“This little sister—Lotty Severn’s little sister, Sybil, she has often told me her name— Don’t look so, dear Mrs. Baldwin, you frighten me—little Sybil died six months ago. That was why they sent Lotty to school. She was pining so for her sister.”
“Oh, Sybil, my dear little Sybil, my poor little dove!” moaned Marion to herself, but softly, so softly that no one of the Millington ladies at the other end of the room could have suspected the sad little tragedy taking place so near them. “So you are gone, my little girl, my gentle darling! And I not to have known it! Could you not have stopped an instant on your way to kiss me goodbye, as you used to say? And the only creature left to him to love,” she murmured, in a yet more inaudible whisper, though her former words had hardly reached the oars of the sympathizing girl beside her.

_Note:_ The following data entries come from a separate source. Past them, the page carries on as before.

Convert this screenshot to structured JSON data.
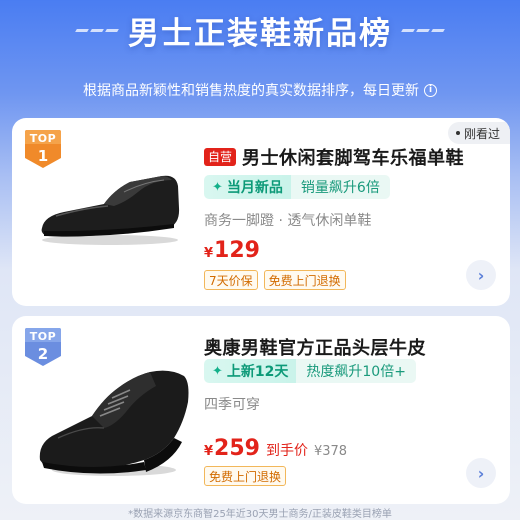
{
  "header": {
    "title": "男士正装鞋新品榜",
    "subtitle": "根据商品新颖性和销售热度的真实数据排序，每日更新",
    "info_icon": "info-icon"
  },
  "products": [
    {
      "rank_label": "TOP",
      "rank": "1",
      "seen_label": "刚看过",
      "self_tag": "自营",
      "name": "男士休闲套脚驾车乐福单鞋",
      "new_tag": "当月新品",
      "heat": "销量飙升6倍",
      "feature": "商务一脚蹬 · 透气休闲单鞋",
      "price_symbol": "¥",
      "price": "129",
      "promos": [
        "7天价保",
        "免费上门退换"
      ],
      "badge_color": "#f08a2a"
    },
    {
      "rank_label": "TOP",
      "rank": "2",
      "name": "奥康男鞋官方正品头层牛皮",
      "new_tag": "上新12天",
      "heat": "热度飙升10倍+",
      "feature": "四季可穿",
      "price_symbol": "¥",
      "price": "259",
      "deal_text": "到手价",
      "old_price": "¥378",
      "promos": [
        "免费上门退换"
      ],
      "badge_color": "#6b8ee0"
    }
  ],
  "footer": {
    "text": "*数据来源京东商智25年近30天男士商务/正装皮鞋类目榜单"
  }
}
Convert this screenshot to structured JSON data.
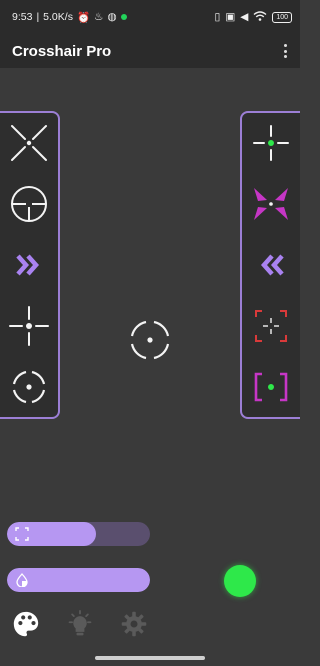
{
  "status_bar": {
    "time": "9:53",
    "speed": "5.0K/s",
    "battery": "100"
  },
  "app": {
    "title": "Crosshair Pro"
  },
  "left_panel": {
    "items": [
      "x-crosshair-icon",
      "scope-crosshair-icon",
      "chevron-double-right-icon",
      "plus-dot-crosshair-icon",
      "circle-dot-crosshair-icon"
    ]
  },
  "right_panel": {
    "items": [
      "green-dot-cross-crosshair-icon",
      "magenta-x-crosshair-icon",
      "chevron-double-left-icon",
      "red-bracket-crosshair-icon",
      "magenta-bracket-crosshair-icon"
    ]
  },
  "sliders": {
    "size_value": 0.62,
    "opacity_value": 1.0
  },
  "colors": {
    "accent": "#b697f2",
    "panel_border": "#9c7fd6",
    "green": "#2ee84a",
    "magenta": "#c636c6",
    "red": "#d93a3a"
  }
}
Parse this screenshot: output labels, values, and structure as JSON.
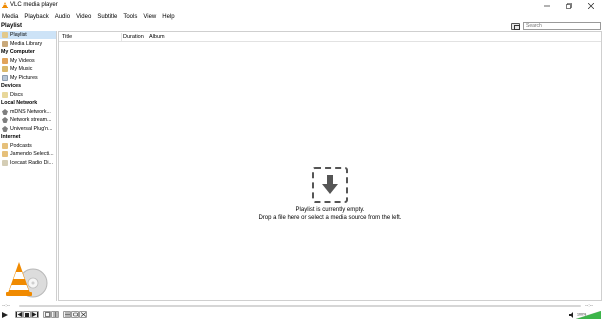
{
  "window": {
    "title": "VLC media player"
  },
  "menu": [
    "Media",
    "Playback",
    "Audio",
    "Video",
    "Subtitle",
    "Tools",
    "View",
    "Help"
  ],
  "search": {
    "placeholder": "Search"
  },
  "sidebar": {
    "header": "Playlist",
    "items": [
      {
        "label": "Playlist",
        "icon": "playlist-icon",
        "selected": true
      },
      {
        "label": "Media Library",
        "icon": "media-library-icon"
      }
    ],
    "my_computer": {
      "label": "My Computer",
      "items": [
        {
          "label": "My Videos",
          "icon": "videos-icon"
        },
        {
          "label": "My Music",
          "icon": "music-icon"
        },
        {
          "label": "My Pictures",
          "icon": "pictures-icon"
        }
      ]
    },
    "devices": {
      "label": "Devices",
      "items": [
        {
          "label": "Discs",
          "icon": "disc-icon"
        }
      ]
    },
    "local_network": {
      "label": "Local Network",
      "items": [
        {
          "label": "mDNS Network...",
          "icon": "network-icon"
        },
        {
          "label": "Network stream...",
          "icon": "network-icon"
        },
        {
          "label": "Universal Plug'n...",
          "icon": "network-icon"
        }
      ]
    },
    "internet": {
      "label": "Internet",
      "items": [
        {
          "label": "Podcasts",
          "icon": "podcast-icon"
        },
        {
          "label": "Jamendo Selecti...",
          "icon": "jamendo-icon"
        },
        {
          "label": "Icecast Radio Di...",
          "icon": "radio-icon"
        }
      ]
    }
  },
  "playlist": {
    "columns": [
      "Title",
      "Duration",
      "Album"
    ],
    "empty_title": "Playlist is currently empty.",
    "empty_hint": "Drop a file here or select a media source from the left."
  },
  "player": {
    "time_elapsed": "--:--",
    "time_total": "--:--",
    "volume_label": "100%"
  },
  "colors": {
    "selection": "#cde3f7",
    "accent_orange": "#f08a00",
    "volume_green": "#3cb54a"
  }
}
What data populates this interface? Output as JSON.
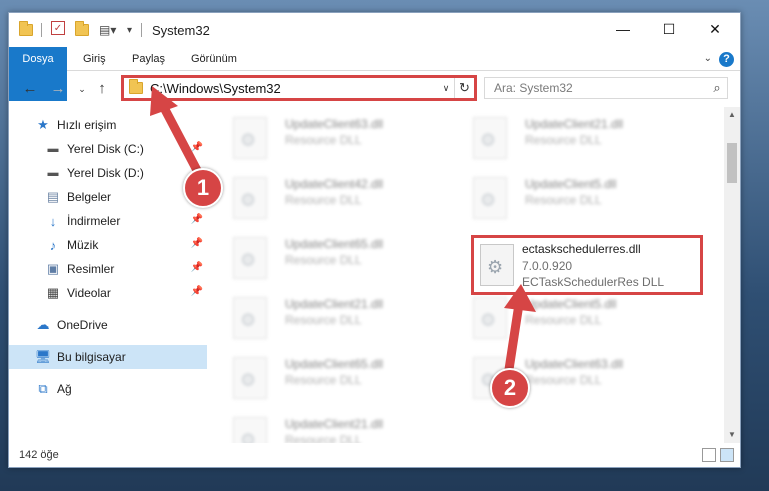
{
  "window": {
    "title": "System32",
    "controls": {
      "minimize": "—",
      "maximize": "☐",
      "close": "✕"
    }
  },
  "ribbon": {
    "tabs": [
      "Dosya",
      "Giriş",
      "Paylaş",
      "Görünüm"
    ],
    "help": "?"
  },
  "address_bar": {
    "path": "C:\\Windows\\System32",
    "search_placeholder": "Ara: System32"
  },
  "sidebar": {
    "items": [
      {
        "label": "Hızlı erişim",
        "icon": "star-icon"
      },
      {
        "label": "Yerel Disk (C:)",
        "icon": "drive-icon",
        "pinned": true
      },
      {
        "label": "Yerel Disk (D:)",
        "icon": "drive-icon"
      },
      {
        "label": "Belgeler",
        "icon": "document-icon"
      },
      {
        "label": "İndirmeler",
        "icon": "download-icon",
        "pinned": true
      },
      {
        "label": "Müzik",
        "icon": "music-icon",
        "pinned": true
      },
      {
        "label": "Resimler",
        "icon": "pictures-icon",
        "pinned": true
      },
      {
        "label": "Videolar",
        "icon": "video-icon",
        "pinned": true
      },
      {
        "label": "OneDrive",
        "icon": "cloud-icon"
      },
      {
        "label": "Bu bilgisayar",
        "icon": "computer-icon",
        "selected": true
      },
      {
        "label": "Ağ",
        "icon": "network-icon"
      }
    ]
  },
  "files": [
    {
      "name": "UpdateClient63.dll",
      "desc": "Resource DLL"
    },
    {
      "name": "UpdateClient21.dll",
      "desc": "Resource DLL"
    },
    {
      "name": "UpdateClient42.dll",
      "desc": "Resource DLL"
    },
    {
      "name": "UpdateClient5.dll",
      "desc": "Resource DLL"
    },
    {
      "name": "UpdateClient65.dll",
      "desc": "Resource DLL"
    },
    {
      "name": "UpdateClient21.dll",
      "desc": "Resource DLL"
    },
    {
      "name": "UpdateClient5.dll",
      "desc": "Resource DLL"
    },
    {
      "name": "UpdateClient65.dll",
      "desc": "Resource DLL"
    },
    {
      "name": "UpdateClient63.dll",
      "desc": "Resource DLL"
    },
    {
      "name": "UpdateClient21.dll",
      "desc": "Resource DLL"
    }
  ],
  "highlighted_file": {
    "name": "ectaskschedulerres.dll",
    "version": "7.0.0.920",
    "desc": "ECTaskSchedulerRes DLL"
  },
  "status_bar": {
    "count": "142 öğe"
  },
  "callouts": [
    "1",
    "2"
  ],
  "colors": {
    "accent": "#1979ca",
    "annotation": "#d64545",
    "selection": "#cce4f7"
  }
}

For a few moments there was silence at the little side table, whereon lay the book of costly engravings. Then Marion, with a strong effort, recovered herself, and looking up, said gently:
“Forgive me, Miss Baxter. I loved that little girl very much, and, till now, I had no idea of this. Will you be so very good as tell me all poor Lotty told you about—about her sister.”
“Lotty does not very often speak about her,” said Maria. “I was told not to encourage her to do so very much as it makes her cry dreadfully. So I don’t know many particulars. She was not ill very long—not at last—though I believe she was always delicate?”
Marion assented silently.
“She died of some sort of fever,” went on Miss Baxter. “Lotty might not see her to say goodbye, but poor little Sybil sent her a kiss two hours before she died. She was very fond of her uncle, Lotty says, but he was abroad at the time.”
“Did Lotty ever happen to mentions to you any one else Sybil was very fond of?” asked Marion.
“Yes,” said the girl, after some consideration. “There was a governess they had abroad. I forget her name. Lotty said Sybil cried for her when she was ill. And she sent goodbye and a kiss to her by Lotty. But Lotty thinks the lady went to India. Her grandmother, who takes care of her, told her so.”
“Will you do me a little favour, Miss Baxter?” said Marion.